Let's output the results as a pandas DataFrame for better readability:

import edsnlp, edsnlp.pipes as eds
import pandas as pd

text = (
    "Motif de prise en charge : probable pneumopathie à COVID19, "
    "sans difficultés respiratoires\n"
    "Le père du patient est asthmatique."
)

regex = dict(
    covid=r"(coronavirus|covid[-\s]?19)",
    respiratoire=r"respiratoires?",
)
terms = dict(respiratoire="asthmatique")

nlp = edsnlp.blank("eds")
nlp.add_pipe(
    eds.matcher(
        regex=regex,
        terms=terms,
        attr="LOWER",
    ),
)

nlp.add_pipe(eds.sentences())

nlp.add_pipe(eds.negation())  # Negation component
nlp.add_pipe(eds.hypothesis())  # Speculation pipe
nlp.add_pipe(eds.family())  # Family context detection

doc = nlp(text)

# Extraction as a pandas DataFrame
entities = []
for ent in doc.ents:
    d = dict(
        lexical_variant=ent.text,
        label=ent.label_,
        negation=ent._.negation,
        hypothesis=ent._.hypothesis,
        family=ent._.family,
    )
    entities.append(d)

df = pd.DataFrame.from_records(entities)

This code is complete, and should run as is.

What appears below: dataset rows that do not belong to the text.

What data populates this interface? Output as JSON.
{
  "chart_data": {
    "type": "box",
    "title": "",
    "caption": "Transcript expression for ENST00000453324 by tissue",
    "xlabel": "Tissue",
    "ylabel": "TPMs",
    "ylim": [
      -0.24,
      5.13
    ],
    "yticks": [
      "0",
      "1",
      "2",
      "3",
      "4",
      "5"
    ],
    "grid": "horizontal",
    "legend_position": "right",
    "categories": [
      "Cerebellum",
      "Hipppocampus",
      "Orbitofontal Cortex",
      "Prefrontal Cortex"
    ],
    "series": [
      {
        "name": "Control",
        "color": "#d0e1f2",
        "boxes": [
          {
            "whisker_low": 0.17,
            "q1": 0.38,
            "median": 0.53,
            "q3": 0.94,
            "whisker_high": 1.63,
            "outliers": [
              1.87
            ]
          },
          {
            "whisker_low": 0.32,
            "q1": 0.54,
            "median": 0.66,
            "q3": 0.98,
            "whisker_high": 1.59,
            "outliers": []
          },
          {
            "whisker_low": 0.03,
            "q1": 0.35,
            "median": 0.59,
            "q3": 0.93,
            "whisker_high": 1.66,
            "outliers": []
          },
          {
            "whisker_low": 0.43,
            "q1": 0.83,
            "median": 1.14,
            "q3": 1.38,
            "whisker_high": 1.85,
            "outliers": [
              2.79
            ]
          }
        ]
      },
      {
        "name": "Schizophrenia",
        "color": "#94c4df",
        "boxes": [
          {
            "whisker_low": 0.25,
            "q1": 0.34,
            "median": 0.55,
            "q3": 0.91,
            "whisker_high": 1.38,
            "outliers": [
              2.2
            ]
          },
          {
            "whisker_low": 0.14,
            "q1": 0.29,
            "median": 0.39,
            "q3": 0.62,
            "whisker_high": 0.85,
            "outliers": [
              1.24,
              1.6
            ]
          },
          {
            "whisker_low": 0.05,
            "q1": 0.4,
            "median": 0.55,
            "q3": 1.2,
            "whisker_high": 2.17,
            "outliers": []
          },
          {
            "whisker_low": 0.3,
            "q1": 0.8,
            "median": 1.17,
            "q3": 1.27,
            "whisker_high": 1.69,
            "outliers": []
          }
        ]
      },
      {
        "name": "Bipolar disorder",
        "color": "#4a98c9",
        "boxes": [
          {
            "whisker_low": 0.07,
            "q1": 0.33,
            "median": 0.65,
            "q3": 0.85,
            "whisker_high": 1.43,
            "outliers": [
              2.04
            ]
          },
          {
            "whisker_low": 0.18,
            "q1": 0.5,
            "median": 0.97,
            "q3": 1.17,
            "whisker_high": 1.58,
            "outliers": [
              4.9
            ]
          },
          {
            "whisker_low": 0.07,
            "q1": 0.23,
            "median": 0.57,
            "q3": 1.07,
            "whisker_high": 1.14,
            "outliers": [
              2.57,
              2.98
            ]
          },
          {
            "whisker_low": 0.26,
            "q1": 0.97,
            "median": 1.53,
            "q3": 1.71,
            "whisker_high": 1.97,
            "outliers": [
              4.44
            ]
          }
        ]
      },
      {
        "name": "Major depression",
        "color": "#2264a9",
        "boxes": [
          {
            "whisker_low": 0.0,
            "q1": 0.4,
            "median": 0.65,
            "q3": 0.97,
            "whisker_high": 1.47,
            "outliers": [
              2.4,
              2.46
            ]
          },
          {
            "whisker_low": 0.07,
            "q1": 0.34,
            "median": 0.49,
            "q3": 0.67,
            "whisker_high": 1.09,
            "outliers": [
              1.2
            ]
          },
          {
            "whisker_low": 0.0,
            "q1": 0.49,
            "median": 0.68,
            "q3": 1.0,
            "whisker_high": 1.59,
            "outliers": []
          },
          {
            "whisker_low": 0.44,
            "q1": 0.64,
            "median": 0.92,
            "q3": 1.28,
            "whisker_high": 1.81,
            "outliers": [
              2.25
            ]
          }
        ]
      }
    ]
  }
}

We get the following result:

lexical_variant label negation hypothesis family
COVID19 covid False True False
respiratoires respiratoire True False False
asthmatique respiratoire False False True

Conclusion

The qualifier pipes limits the number of false positives by detecting linguistic modulations such as negations or speculations. Go to the full documentation for a complete presentation of the different pipes, their configuration options and validation performance.